É a minha ideia, desde que não tenha os percalços da vida — câncer, Alzheimer e acidentes, que são coisas para as quais ainda não há profilaxia concreta. Tudo o que oriento para os pacientes, eu faço. Você tem de buscar informações do que é bom para o seu organismo, seu corpo e sua mente.

Quem você consulta nesta área?
Por enquanto, faço o controle por conta própria. No momento, eu mesmo faço o meu check-up. Neste ano, já fiz toda a minha planilha de exames — teste, ecografia, angiotomografia. Zero de gordura no coração.

Você é um paciente exemplar?
Eu preciso ser uma referência para a pessoa que está na minha frente. Não posso estar acima do peso aqui e dizer: “Você vai ter de emagrecer”. Ou estar cheirando a cigarro e dizer: “Você tem de parar de fumar”. Estar bem aos 66 anos é o exemplo que quero passar para eles. Eu sou referência para o paciente — muita gente vai atrás do que eu faço. Acho interessante fazer o que puder para transmitir isso.

(Foto: Guilherme da Costa)

Como você se mantém saudável?
Eu tenho uma carga de trabalho muito grande. Então, você tem de saber o seu limite de estresse. Eu entendo o meu. Quando acho que tenho de dar um tempo, saio para congressos, lazer, ou para os dois juntos. É a maneira de “carregar as pilhas” de novo. Dar um tempo para o seu corpo e sua mente, relaxar através de viagens, lazer e atividades físicas. Além do convívio familiar, que considero importantíssimo.

Que modalidades você pratica?
Atividades aeróbicas e musculação.

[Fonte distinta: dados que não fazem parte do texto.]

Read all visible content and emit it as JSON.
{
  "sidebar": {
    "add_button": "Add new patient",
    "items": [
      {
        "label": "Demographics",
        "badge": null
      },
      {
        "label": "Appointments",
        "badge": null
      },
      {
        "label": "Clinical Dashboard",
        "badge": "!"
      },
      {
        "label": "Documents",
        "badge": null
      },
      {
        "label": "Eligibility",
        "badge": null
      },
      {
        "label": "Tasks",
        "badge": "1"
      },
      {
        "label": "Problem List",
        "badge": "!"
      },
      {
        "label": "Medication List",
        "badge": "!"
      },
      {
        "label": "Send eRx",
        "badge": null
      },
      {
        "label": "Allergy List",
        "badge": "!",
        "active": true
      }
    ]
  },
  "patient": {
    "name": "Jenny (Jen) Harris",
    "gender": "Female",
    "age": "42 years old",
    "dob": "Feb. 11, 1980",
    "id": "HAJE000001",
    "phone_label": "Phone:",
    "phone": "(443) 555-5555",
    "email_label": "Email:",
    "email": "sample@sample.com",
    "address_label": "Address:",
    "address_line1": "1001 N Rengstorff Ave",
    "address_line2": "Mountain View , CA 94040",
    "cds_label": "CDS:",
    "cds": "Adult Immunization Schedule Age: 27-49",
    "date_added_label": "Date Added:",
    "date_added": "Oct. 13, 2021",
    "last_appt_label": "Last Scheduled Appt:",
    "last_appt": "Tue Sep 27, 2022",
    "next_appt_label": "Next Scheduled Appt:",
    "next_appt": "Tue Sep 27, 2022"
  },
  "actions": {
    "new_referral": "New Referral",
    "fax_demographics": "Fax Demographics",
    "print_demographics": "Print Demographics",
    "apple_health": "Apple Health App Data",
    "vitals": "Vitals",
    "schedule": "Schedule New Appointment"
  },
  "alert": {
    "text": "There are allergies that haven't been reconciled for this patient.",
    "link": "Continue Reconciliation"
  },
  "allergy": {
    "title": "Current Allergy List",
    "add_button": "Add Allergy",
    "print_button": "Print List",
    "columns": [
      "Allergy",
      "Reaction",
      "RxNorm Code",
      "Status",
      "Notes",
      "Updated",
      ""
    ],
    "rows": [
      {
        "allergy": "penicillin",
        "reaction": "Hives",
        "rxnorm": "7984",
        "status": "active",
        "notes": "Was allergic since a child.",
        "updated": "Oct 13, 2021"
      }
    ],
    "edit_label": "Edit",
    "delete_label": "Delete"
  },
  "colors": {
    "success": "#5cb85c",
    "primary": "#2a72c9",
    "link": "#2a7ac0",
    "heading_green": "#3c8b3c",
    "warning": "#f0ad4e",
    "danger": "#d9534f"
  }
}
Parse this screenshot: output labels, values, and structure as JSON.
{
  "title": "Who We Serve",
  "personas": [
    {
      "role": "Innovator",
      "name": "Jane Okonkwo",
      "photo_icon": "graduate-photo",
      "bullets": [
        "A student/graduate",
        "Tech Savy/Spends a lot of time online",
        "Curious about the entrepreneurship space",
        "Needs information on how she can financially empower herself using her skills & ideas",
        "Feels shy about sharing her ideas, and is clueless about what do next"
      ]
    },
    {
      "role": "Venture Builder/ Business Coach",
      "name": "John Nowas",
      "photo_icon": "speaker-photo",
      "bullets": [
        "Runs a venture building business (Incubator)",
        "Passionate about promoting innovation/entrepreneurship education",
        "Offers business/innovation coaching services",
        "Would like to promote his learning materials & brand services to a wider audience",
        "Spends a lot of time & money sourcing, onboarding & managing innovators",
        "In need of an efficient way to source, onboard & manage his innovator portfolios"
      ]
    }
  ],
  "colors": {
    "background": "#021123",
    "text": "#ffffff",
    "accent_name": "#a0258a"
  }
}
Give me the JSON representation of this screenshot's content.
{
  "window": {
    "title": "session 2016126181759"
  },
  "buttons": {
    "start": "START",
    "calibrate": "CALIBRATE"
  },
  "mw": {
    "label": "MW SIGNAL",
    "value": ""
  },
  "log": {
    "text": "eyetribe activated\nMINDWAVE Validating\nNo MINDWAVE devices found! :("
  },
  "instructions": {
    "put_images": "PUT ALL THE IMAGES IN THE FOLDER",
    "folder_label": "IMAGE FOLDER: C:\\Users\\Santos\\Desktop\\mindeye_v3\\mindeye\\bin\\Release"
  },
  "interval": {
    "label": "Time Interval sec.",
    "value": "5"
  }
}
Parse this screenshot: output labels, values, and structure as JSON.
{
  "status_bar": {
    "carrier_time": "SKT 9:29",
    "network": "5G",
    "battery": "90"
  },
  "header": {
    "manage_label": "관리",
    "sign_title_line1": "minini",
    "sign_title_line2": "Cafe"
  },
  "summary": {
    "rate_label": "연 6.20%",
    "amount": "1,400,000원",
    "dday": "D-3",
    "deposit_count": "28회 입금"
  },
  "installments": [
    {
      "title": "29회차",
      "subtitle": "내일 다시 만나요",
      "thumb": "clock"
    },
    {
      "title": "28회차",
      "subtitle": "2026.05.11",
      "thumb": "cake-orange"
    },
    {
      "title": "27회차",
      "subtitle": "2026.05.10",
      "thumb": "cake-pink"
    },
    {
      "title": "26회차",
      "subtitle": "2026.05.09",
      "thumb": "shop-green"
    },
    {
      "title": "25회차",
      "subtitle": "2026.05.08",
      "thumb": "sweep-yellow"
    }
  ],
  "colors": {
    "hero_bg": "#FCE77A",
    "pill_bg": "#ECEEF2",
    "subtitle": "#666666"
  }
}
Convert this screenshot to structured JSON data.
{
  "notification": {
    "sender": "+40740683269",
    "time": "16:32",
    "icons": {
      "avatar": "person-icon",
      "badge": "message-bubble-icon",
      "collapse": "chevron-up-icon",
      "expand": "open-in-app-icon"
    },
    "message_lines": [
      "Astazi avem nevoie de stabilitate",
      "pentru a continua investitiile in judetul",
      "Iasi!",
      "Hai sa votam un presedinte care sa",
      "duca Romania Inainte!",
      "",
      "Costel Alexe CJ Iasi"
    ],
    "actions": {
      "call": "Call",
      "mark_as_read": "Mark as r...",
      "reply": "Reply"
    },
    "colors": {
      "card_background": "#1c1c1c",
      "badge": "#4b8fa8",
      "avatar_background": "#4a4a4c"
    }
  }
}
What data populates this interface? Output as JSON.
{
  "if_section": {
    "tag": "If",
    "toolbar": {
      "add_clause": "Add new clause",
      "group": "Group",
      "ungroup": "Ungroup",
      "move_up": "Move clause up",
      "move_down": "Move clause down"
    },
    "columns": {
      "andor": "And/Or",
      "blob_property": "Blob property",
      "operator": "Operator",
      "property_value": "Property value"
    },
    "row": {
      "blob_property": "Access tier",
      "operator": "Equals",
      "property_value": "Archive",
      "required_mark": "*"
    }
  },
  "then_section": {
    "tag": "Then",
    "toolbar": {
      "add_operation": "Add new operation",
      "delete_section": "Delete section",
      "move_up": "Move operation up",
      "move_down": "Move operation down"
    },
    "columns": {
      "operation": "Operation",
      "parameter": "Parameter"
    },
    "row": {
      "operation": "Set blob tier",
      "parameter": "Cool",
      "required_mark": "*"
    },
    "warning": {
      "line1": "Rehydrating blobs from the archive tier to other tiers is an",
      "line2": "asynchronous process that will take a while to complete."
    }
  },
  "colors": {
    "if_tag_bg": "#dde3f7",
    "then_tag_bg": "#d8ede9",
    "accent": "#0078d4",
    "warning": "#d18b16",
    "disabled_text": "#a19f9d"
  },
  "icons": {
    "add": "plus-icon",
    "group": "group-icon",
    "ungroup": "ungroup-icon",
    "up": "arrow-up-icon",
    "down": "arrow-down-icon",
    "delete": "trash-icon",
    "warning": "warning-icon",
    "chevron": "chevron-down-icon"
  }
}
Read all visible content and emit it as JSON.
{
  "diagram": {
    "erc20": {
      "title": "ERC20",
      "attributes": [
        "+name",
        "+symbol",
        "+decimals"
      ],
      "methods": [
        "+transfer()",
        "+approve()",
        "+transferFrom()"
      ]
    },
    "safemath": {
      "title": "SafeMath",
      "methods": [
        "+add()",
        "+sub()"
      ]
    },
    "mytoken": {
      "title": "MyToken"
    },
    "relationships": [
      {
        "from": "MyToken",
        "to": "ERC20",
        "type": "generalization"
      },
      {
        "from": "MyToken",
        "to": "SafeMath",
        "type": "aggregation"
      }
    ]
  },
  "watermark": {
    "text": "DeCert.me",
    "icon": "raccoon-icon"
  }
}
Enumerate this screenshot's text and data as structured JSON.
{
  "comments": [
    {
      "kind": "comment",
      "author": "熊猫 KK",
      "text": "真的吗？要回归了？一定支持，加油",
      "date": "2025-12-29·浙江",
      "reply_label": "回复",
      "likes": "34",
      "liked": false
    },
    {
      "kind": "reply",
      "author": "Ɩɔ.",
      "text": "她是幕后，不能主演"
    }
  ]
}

Faço corrida de rua — corro meias-maratonas. Em Paris, fiz a maratona inteira há dois anos. Hoje estou correndo entre 10 e 20 quilômetros. Fiz recentemente a da Unimed e fiquei em 13.º na minha faixa etária. Faz 20 anos que pratico e nunca deixo de correr. A atividade aeróbica é o que me faz relaxar. É uma boa fuga contra o estresse.

E o lazer?
Você tem que ter o prazer de tomar um bom vinho, se encontrar com os amigos, ter um bom jantar, uma boa viagem com a família, com a esposa. Tudo isso é remédio anti-estresse, para não precisar tomar nenhum ansiolítico na vida. Até hoje, nunca tomei.

“Você tem que ter o prazer de tomar um bom vinho, se encontrar com os amigos, ter um bom jantar, uma boa viagem com a família, com a esposa. Tudo isso é remédio anti-estresse, para não precisar tomar nenhum ansiolítico na vida.”

Você já foi homenageado com uma vitrine da Artefacto Curitiba junto com Simone Yared. Arquitetura e decoração estão entre suas áreas de interesse também?
Ela é arquiteta da luz. Quando viajamos, geralmente buscamos também a pesquisa nesta área. A gente curte muito ir a restaurantes novos para conhecer tanto a gastronomia quanto para ver a parte decorativa. Assim, somamos as duas coisas: eu curto a parte de degustação, e ela curte a parte da área dela. Mas eu gosto. Faço isso com ela com prazer.

Como é ver os seus filhos seguindo a mesma profissão?
É uma satisfação. Eu sempre tive na cabeça que a maior herança que posso dar a meus filhos é o estudo e a continuidade do trabalho. Ver que aquilo que você fez com carinho e dedicação terá um seguimento é a maior realização que você pode ter.

Eles se formaram muito tempo depois de você. Os estilos de vocês são diferentes?
Acho que o raciocínio é mais ou menos o mesmo. Mas eles aprenderam com uma tecnologia um pouco mais de ponta, equipamentos mais recentes. Por isso tenho de ir atrás disso — é por isso que estou sempre nos congressos anuais. Senão, você é passado para trás rapidamente.

Pensa em diminuir esse ritmo, ou mesmo parar?
Você me perguntou sobre meu lazer. Um deles é o trabalho. Sinto que é um lazer para mim. E é um lazer gratificante, porque estou colaborando com a comunidade. É uma maneira de você dar um pouco de si também — não pode ser tudo só para a gente. Tratar pessoas, dar longevidade e qualidade de vida, passar as informações que tenho é uma coisa muito gratificante de se fazer todos os dias.